Behind Infinite Craft, one of the internet's favourite time-killers, its creator wrangles with AI "alchemy"
"It's completely different to traditional game design¡"
Infinite Craft is a browser game with a simple premise. You begin with four elements – water, fire, wind, and earth – and combine two of them to make a new element. Water and fire make steam, steam and fire make an engine, steam and engine make a train. Before you know it, your bloodshot eyes behold a web of nebulas, political crises, philosophical concepts, and volcanoes (so many volcanoes!) sprawling across a conspiracy map that would make Charlie Kelly blush. But how did one man possibly prepare for all these combinations? Well, behind the curtains of Infinite Craft, an AI synthesises connections between your chosen elements and adds them to a global database. It's a game made by one man, informed by billions of minds, yet powered by no one at all.
Amid rampant games industry layoffs, AI art in Square Enix games, and AI voice acting in The Finals, the thought of gamifying AI itself might rightly send a sensible shiver down your spine. But I think Neal Agarwal, a 26-year-old developer based in New York, deserves an open mind. Soft-spoken and musing with interest in my line of work, Agarwal radiates the airy thoughtfulness of someone you'd expect behind a game like Infinite Craft. With his broader body of work in view, it all makes even more sense. From vast visualisations of the deep sea to interactive trolley problems with increasingly absurd dilemmas, his website Neal.fun is an eclectic springboard of curiosity. If any project embodies him best, it's Internet Artifacts: a massive internet history museum whose interactive exhibits include '80s Usenet terminals, emulated browsers, and playable Flash games.
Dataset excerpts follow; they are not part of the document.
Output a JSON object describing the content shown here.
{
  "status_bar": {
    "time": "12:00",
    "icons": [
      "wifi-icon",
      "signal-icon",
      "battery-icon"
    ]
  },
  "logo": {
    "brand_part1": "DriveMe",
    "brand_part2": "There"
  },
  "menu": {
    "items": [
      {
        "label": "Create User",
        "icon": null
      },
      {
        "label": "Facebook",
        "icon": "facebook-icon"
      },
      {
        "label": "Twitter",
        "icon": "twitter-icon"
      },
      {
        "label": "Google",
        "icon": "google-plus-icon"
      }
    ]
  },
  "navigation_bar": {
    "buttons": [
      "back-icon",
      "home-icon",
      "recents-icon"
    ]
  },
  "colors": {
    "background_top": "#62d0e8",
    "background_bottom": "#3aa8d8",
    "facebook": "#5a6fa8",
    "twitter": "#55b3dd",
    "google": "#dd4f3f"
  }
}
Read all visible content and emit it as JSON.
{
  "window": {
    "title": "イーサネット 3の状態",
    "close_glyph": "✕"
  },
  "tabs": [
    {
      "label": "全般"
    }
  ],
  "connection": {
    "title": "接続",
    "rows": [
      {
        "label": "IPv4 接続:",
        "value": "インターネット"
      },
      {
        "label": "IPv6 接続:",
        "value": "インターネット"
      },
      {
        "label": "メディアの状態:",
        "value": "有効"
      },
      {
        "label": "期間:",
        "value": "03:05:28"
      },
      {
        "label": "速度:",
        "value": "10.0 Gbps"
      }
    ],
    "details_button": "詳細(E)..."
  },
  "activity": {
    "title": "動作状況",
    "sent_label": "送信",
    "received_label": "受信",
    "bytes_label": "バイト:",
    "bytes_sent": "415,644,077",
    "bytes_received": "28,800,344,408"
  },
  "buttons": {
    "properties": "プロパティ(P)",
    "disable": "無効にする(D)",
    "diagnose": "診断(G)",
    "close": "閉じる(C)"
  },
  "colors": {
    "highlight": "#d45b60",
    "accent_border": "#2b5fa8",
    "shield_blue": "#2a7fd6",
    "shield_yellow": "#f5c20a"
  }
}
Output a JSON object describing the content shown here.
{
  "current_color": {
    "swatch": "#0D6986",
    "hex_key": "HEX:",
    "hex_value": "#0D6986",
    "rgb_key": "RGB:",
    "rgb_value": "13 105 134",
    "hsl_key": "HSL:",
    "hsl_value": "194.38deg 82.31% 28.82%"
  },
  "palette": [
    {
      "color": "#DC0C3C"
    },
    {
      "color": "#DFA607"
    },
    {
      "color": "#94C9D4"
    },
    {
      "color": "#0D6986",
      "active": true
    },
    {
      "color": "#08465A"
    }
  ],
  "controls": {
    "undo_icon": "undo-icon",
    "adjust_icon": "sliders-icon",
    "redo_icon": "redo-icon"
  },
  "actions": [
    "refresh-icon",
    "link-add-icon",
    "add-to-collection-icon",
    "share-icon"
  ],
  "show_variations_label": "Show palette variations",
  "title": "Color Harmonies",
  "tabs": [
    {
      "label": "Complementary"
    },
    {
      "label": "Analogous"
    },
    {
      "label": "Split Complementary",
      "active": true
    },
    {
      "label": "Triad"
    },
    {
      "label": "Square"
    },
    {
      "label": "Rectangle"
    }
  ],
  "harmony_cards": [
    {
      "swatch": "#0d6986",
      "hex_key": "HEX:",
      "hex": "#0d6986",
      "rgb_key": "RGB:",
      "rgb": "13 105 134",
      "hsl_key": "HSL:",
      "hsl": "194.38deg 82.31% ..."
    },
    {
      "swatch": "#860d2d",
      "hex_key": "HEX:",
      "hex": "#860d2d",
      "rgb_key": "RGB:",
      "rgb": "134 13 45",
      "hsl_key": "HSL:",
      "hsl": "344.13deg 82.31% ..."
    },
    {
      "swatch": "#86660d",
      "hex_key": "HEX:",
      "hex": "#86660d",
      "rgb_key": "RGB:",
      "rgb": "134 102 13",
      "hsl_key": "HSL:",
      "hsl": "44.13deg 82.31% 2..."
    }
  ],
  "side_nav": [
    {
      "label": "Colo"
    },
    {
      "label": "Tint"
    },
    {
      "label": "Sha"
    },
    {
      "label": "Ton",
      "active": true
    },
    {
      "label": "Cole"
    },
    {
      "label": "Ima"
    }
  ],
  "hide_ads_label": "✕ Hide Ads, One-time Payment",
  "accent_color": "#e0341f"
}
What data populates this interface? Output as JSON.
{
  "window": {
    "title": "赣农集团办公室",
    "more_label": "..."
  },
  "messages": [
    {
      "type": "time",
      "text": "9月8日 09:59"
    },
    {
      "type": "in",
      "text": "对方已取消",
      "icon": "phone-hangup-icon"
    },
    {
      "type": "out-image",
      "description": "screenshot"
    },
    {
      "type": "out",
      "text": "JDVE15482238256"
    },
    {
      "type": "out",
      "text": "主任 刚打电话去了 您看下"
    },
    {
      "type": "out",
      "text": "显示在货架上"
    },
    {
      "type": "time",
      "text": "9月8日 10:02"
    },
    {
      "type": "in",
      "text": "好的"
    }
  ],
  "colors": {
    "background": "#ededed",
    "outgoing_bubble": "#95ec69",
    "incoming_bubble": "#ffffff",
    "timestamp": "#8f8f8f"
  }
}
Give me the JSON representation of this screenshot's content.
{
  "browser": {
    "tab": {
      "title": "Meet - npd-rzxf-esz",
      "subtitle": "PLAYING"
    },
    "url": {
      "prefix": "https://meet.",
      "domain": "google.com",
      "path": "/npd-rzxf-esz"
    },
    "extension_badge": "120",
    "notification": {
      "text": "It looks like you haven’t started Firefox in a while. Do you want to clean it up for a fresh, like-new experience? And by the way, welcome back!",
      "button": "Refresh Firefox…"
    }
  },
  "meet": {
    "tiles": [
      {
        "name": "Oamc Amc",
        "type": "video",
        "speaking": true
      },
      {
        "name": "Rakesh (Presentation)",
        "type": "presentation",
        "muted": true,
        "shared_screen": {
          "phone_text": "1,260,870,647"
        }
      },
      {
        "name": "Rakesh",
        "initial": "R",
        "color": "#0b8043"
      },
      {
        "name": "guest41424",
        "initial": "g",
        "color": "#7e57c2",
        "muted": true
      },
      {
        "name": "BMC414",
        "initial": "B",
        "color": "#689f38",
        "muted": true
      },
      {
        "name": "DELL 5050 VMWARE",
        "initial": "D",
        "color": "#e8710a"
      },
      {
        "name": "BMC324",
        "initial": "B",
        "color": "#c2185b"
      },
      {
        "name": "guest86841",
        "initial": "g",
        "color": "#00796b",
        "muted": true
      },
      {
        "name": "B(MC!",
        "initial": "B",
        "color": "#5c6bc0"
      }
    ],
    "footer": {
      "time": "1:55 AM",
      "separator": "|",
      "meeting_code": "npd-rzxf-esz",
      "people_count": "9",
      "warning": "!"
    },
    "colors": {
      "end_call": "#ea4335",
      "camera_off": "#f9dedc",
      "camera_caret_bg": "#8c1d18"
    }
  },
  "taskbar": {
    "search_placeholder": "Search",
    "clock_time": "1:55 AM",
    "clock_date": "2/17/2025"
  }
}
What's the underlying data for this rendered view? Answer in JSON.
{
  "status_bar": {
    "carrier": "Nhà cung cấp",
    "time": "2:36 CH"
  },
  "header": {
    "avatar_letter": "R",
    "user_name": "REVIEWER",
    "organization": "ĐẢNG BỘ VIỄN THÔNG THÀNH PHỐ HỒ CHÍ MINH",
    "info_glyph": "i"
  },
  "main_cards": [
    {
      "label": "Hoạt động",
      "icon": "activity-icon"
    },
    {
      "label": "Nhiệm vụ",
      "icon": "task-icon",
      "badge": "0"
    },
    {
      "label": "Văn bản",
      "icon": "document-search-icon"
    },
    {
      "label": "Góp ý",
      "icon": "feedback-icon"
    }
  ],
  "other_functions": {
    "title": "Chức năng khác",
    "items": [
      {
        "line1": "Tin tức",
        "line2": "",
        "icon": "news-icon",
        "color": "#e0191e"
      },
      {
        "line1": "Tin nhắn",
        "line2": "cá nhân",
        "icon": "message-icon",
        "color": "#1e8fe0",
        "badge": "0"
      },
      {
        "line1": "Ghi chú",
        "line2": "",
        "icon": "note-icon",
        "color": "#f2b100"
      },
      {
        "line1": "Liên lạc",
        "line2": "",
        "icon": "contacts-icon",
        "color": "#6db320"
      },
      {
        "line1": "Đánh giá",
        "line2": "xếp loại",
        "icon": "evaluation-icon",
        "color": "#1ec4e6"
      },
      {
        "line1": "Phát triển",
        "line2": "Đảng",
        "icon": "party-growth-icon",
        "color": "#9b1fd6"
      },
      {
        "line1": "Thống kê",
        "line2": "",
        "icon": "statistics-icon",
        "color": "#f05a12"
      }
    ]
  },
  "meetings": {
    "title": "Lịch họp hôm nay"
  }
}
Neal.fun is a tactile toybox, one so relentlessly jumbled that it almost eludes theme. I say almost, because beneath the miscellany lies an obsession with scale, new technologies, and nostalgia for a more playful chapter of the internet.
Infinite Craft feels like the final boss of Neal.fun. A playful repurposing of today's tech preoccupation, it draws its endless connections from the bottomless well of the internet. It's also his biggest and costliest project yet. "Last month was the most money I've ever spent in my life," he tells me with a winded smile. By licensing Meta's generative AI Llama 2 to produce the elements and connections, plus separate server hosting costs via TogetherAI, Infinite Craft racks up quite the maintenance bill. "It's breaking even now, so that's nice. It's not making money, but at least it's not losing any."
Money seems the simplest of Agarwal's problems, as generative AI has proved quite the beast to wrangle. "It was a weird game of prompting the computer and explaining the rules to it," he says. "Sometimes you think it understands, and then it'll make a combination that makes no sense. Giving examples worked best. But then I'd say like, Batman plus Superman equals Justice League, and it'd try to make everything a pop culture reference. I'm like 'no, that's not what I want!' I went through hundreds of different prompts. It was kind of like talking to a five-year-old." Like people, AI models have their own personalities, costs, and capabilities. Finding the right model for Infinite Craft seemed more like hiring a candidate than choosing a tool. "Some models were cheap and dumb. Others were smart but would have bankrupted me. I tried ChatGPT, but I didn't get the results I wanted, so I went for an open-source model for the flexibility."
I wonder if that flexibility is a double-edged sword. To inform their responses, large language models draw from enormous datasets of text sources; articles, books, websites, the list goes on. Everyone from newspapers to visual artists to best-selling authors is suing AI companies for feeding language models a buffet of their copyrighted works as training data. This carte blanche appropriation also includes social media. As it happens, when you feed an AI a million Tweets indiscriminately, the AI learns to discriminate. Some models, like ChatGPT, follow strict safeguarding directives to sanitise their output. But if ChatGPT is the teacher's pet, Infinite Craft's Llama 2 is the class clown. Combining 'Europe' and 'Cult' creates 'Vatican'. Combining 'Religion' with itself creates 'War'. 'Donald Trump' is represented by a poop emoji; combine him with 'Prison' and Llama 2 serves 'Justice'. Surely its judgement must land Agarwal in hot water?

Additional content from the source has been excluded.